Each of the twenty-five professors is tasked with a personal project. “My project,” says Dr. Stokes, “deals with physics. The title is “Evolutionary Explanations of the Applicability of Mathematics in Contemporary Physics.” He also gave us a short title in the form of a simple question (thank goodness): “Should primates be good at physics?” Here is the setting of his project, as science continues to explore the quarks and leptons of the subatomic world, the math becomes progressively complex. The evolutionary picture does not adequately explain humankind’s mathematic capabilities—or “superpowers” as Dr. Stokes calls them—to handle such complex math. “The way we use math is amazing. It certainly isn’t intuitive—there is creativity, experimentation, artistry, instinct. We basically use mathematics as a seeing-eye dog to explore the subatomic, quantum world. And it works.” It seems impossible to claim, as materialists do, that nature has awarded us these superpowers in its blind drive to survive. It is in this direction that Dr. Stokes’s project is moving. His, along with the twenty-five other faculty projects, will eventually be cashed out in published forms, whether in articles or a book.
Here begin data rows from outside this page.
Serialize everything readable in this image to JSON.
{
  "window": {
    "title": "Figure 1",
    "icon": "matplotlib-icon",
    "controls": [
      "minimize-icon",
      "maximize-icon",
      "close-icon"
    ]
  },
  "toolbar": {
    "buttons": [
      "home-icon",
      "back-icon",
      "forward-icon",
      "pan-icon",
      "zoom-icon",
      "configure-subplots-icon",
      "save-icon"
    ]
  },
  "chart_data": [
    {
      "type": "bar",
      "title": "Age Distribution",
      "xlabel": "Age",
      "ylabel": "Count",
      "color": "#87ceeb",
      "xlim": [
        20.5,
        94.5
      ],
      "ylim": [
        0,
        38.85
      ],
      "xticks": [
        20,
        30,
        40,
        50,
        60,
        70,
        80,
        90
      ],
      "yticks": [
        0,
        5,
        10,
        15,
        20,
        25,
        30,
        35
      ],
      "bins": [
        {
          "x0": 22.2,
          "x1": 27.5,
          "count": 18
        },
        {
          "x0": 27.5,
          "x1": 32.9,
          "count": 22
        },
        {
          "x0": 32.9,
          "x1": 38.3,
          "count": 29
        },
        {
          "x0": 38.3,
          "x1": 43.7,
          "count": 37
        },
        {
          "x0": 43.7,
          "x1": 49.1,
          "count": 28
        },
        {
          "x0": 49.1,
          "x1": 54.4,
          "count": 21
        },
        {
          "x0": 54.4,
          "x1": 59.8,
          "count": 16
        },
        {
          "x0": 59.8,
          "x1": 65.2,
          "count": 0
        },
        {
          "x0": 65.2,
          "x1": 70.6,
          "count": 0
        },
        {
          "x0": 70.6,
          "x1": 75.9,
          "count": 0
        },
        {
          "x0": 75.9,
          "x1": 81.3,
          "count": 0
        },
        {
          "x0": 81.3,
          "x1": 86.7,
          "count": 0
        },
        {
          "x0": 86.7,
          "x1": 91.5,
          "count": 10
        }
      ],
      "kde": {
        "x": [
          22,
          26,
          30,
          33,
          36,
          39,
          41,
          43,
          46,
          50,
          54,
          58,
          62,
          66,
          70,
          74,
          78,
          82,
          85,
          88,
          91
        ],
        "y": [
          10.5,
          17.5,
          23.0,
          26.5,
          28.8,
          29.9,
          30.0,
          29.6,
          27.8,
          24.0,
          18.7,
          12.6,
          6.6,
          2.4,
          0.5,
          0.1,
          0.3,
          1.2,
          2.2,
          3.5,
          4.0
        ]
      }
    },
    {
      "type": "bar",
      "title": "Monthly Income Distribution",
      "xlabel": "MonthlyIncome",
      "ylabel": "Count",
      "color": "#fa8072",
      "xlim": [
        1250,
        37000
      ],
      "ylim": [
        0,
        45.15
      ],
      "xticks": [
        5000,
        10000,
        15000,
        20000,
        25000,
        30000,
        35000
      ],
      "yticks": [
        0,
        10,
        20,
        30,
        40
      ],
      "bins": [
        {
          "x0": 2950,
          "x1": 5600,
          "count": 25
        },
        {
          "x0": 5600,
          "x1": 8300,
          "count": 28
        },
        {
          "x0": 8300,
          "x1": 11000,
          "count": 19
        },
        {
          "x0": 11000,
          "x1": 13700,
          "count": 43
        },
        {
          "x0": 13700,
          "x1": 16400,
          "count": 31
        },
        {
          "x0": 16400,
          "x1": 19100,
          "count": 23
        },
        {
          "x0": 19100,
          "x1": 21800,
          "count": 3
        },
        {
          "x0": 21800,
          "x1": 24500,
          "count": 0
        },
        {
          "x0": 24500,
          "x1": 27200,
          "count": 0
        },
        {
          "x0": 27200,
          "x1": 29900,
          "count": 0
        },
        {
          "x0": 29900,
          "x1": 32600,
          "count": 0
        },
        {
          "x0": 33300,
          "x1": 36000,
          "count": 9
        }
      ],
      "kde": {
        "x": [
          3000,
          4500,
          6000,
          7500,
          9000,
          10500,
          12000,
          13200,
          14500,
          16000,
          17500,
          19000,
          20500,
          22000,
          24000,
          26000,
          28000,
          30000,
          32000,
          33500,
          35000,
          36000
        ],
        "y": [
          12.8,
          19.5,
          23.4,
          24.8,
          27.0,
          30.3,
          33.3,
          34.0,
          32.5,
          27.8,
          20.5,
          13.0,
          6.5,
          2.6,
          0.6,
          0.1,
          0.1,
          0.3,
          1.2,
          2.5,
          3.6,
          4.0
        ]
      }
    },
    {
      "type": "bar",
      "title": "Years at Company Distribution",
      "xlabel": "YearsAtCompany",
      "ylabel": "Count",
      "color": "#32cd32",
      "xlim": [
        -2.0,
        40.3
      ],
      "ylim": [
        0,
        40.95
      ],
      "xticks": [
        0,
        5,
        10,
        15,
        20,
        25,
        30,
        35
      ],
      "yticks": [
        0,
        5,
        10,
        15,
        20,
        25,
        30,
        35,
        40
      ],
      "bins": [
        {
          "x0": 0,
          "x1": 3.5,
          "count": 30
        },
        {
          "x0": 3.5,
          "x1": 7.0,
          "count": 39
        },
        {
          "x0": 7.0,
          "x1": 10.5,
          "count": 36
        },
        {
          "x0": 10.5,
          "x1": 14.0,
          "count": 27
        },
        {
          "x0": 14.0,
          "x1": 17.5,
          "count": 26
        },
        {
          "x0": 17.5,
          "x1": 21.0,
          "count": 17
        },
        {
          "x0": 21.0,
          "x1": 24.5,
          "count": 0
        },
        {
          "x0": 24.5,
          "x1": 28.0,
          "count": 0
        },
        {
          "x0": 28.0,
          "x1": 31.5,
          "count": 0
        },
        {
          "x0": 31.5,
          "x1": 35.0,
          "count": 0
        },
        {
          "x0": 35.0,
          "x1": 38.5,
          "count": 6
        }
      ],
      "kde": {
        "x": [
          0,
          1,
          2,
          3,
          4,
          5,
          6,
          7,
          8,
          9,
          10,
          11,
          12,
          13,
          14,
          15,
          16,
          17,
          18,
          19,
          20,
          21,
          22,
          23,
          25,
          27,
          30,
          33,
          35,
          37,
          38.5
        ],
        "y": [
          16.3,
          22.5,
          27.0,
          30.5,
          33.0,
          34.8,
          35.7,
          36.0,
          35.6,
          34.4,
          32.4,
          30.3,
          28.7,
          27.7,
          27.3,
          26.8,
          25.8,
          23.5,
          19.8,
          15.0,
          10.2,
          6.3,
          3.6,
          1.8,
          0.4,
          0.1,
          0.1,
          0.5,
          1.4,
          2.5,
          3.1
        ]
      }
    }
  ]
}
This initiative is filling the gaps between disciplines in the academy. Too often, scholars are siloed off in their own disciplines; academics in different fields end up with polar vocabularies and are unable to have meaningful conversations that would aid further discovery and academic progress. This can be especially true of science and religion. That is why this Oxford program prioritizes an interdisciplinary approach, as they explain the program: “social and natural scientists will join those in the humanities to explore established and emerging Science and Religion issues, guided by eminent scholars in the field, in a respectful and research-rich learning environment.” New Saint Andrews is grateful that Dr. Mitch Stokes will be participating in such an important and high-caliber project. The students are also benefitting from Dr. Stokes's involvement—the Oxford project requires participating schools to create Science and Religion clubs. The club at New Saint Andrews has been running for a year now, and the students themselves are learning what it means to lead in an interdisciplinary way.

Dr. Stokes was joined at separate times by both Dean Tim Edwards and President Ben Merkle—Oxford graduates themselves. President Merkle and a number of other college presidents met for a summit meeting in the old brick buildings of the Oxford campus. This roundtable for presidents was to “foster further engagement with a wide range of institutional leaders.” The Oxford project is yet another point of cultural engagement New Saint Andrews is tackling in its mission to shape culture under the Lordship of Christ. It is also drawing thicker connections that already exist between New Saint Andrews and Oxford. Dr. Stokes is engaging ideas at the highest levels; his leadership and his academic expertise are a model and a spur to the students of the college.